The caterpillars of American Dagger Moths feed on the leaves of Maple, Poplar, Willow, Hickories, Oaks and Alders, meaning you may very well be able to find them near you.  They are rather common in the eastern United States, but do occur fairly regularly throughout the western states.  So, by all means, get out there and start exploring!  Oh, and PLEASE use caution around these caterpillars!  If you do not know how to handle them, then don't!  Though it is usually fine if you let them crawl over you, I do not advise doing it and take no responsibility for any stings you may incur.  I'm not teaching you how to handle these caterpillars nor am I teaching you how to handle venomous snakes.  (My friend and attorney, Blaney Coskrey, III, Esq. would probably ask me to add, "Please do not try this at home!")
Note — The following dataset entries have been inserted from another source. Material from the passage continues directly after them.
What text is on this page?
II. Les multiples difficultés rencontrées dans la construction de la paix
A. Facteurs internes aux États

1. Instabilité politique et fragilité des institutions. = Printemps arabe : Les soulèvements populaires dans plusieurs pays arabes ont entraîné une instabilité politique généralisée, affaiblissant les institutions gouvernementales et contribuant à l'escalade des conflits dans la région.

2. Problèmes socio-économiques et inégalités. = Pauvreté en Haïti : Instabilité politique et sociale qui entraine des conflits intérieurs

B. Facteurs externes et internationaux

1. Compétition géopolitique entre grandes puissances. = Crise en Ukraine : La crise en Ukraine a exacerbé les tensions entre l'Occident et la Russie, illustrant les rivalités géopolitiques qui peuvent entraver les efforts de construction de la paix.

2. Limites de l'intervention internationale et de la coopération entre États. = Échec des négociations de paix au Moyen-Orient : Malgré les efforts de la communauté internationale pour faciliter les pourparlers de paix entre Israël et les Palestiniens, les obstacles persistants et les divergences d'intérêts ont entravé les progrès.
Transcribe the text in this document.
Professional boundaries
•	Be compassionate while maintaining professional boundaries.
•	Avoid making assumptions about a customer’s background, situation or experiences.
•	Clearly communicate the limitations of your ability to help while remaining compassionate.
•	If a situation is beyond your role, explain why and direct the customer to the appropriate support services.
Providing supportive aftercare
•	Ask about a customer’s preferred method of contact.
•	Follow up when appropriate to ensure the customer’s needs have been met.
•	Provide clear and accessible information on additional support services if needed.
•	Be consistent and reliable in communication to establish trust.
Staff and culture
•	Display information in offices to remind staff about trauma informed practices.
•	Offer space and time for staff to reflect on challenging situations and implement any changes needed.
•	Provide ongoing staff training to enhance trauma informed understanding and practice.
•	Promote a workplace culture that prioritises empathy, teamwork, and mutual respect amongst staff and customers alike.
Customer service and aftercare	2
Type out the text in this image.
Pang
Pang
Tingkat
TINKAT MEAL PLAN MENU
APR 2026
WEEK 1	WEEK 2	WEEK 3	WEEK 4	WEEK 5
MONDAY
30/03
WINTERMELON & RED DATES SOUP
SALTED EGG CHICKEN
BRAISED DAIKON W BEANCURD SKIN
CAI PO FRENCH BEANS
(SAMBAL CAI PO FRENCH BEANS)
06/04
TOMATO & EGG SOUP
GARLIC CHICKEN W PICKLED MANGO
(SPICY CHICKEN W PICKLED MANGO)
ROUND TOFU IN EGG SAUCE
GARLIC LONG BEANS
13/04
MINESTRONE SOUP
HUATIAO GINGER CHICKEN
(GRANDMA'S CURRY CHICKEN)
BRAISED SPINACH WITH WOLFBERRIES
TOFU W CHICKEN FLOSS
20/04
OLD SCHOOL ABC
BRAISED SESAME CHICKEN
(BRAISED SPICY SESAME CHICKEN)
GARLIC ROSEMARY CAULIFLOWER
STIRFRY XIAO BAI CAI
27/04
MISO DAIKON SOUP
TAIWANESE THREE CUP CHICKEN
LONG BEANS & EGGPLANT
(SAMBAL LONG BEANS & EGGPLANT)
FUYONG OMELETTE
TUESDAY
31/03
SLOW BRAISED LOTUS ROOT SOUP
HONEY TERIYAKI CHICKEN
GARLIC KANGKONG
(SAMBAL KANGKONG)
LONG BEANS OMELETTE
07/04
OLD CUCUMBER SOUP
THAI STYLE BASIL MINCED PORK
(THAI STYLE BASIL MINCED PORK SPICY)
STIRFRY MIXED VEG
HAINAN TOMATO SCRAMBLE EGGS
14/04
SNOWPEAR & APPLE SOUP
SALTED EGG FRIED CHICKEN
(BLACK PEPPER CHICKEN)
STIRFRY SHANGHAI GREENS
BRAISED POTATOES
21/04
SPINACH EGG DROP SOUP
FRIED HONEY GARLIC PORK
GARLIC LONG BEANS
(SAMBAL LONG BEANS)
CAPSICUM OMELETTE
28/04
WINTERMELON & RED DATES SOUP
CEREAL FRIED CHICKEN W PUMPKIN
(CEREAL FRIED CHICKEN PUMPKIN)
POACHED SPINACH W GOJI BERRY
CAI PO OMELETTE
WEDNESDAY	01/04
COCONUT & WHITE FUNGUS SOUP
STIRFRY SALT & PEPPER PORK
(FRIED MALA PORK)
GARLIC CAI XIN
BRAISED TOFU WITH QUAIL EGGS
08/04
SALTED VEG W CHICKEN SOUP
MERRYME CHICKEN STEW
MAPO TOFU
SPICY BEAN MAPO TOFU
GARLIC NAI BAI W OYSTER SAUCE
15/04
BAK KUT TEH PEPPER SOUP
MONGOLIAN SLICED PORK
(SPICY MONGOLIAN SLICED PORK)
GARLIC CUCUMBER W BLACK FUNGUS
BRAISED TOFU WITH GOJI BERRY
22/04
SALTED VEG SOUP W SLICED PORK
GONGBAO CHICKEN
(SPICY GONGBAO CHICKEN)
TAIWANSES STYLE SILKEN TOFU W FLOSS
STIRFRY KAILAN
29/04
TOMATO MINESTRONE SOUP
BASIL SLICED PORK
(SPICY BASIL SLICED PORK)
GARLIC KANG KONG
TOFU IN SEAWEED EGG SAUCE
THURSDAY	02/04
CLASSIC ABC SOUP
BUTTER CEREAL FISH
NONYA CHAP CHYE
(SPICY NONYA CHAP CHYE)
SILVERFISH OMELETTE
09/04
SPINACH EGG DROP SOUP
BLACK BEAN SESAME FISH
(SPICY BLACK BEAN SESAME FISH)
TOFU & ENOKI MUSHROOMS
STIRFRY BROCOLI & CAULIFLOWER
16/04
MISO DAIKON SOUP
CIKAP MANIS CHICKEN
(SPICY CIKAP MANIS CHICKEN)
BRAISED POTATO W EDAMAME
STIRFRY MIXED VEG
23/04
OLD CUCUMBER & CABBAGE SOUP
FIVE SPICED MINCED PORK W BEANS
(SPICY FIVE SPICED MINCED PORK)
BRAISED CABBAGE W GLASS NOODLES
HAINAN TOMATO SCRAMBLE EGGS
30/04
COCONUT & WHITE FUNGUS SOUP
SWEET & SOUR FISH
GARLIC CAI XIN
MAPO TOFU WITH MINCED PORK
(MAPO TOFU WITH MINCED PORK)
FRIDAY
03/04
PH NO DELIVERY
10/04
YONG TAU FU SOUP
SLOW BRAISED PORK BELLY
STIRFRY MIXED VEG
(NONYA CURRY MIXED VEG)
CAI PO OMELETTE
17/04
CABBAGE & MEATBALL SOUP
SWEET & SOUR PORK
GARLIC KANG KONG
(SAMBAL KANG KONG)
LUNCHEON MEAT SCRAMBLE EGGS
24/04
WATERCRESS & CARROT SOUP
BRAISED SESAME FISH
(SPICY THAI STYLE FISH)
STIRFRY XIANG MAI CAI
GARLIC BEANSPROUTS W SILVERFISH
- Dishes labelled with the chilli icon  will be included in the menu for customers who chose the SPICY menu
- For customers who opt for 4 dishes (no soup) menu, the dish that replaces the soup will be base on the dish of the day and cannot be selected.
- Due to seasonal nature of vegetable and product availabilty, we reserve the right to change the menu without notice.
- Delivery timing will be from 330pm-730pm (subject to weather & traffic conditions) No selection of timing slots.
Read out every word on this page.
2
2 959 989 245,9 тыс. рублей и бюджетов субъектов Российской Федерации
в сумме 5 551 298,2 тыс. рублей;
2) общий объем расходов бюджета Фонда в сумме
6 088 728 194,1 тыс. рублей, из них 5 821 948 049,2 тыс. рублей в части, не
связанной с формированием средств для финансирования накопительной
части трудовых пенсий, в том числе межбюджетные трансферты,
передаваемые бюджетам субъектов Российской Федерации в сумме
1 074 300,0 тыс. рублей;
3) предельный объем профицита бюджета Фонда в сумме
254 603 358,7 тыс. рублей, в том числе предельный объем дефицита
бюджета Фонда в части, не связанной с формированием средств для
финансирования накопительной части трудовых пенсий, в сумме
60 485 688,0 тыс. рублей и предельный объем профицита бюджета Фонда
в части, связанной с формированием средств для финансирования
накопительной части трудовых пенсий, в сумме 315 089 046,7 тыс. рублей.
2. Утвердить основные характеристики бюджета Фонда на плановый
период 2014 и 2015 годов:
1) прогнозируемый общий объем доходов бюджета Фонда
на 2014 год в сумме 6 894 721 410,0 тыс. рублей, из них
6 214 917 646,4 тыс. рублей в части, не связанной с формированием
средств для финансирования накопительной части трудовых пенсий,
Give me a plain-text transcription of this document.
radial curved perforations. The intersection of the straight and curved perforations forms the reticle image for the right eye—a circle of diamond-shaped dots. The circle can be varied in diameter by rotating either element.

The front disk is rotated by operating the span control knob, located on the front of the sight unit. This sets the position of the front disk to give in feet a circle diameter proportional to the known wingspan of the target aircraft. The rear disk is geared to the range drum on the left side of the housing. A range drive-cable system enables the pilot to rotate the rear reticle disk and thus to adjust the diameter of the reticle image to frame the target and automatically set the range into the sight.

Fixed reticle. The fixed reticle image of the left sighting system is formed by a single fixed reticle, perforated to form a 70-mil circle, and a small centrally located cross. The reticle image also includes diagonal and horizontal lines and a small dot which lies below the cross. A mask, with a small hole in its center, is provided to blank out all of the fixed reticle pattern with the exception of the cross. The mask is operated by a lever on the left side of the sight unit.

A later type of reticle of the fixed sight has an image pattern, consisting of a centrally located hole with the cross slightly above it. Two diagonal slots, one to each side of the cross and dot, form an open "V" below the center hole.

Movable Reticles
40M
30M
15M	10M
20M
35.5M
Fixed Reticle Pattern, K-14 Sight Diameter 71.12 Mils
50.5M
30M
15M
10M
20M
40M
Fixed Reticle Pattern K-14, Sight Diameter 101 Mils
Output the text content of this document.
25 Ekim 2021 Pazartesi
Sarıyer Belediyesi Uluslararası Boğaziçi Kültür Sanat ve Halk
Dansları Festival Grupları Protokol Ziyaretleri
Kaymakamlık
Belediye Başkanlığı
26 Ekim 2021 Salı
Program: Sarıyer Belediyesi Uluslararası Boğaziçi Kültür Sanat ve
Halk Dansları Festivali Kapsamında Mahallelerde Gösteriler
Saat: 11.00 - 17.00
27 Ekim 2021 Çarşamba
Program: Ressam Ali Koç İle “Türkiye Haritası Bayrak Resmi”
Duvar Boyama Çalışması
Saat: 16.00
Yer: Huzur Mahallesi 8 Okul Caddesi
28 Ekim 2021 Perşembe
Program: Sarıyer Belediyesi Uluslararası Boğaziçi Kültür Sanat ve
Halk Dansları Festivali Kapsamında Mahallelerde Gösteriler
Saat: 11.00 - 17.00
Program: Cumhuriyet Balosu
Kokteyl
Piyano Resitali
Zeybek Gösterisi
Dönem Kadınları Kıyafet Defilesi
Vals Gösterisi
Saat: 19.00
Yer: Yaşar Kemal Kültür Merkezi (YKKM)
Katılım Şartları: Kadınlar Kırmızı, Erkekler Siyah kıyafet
Also, please be advised that caterpillars occasionally fall out of the trees in which they are feeding.  If one should fall down your shirt, use the very best of care in getting it out.  Try not to come into contact with the back of the caterpillar.  I've spoken to people that thought a bug went down their shirt and swatted at it, only to imbed the hairs of a Southern Flannel Moth caterpillar into themselves.  I love nature and want you to get as much enjoyment out there as I, but always know things can happen and nature can be a pretty tricky place to be.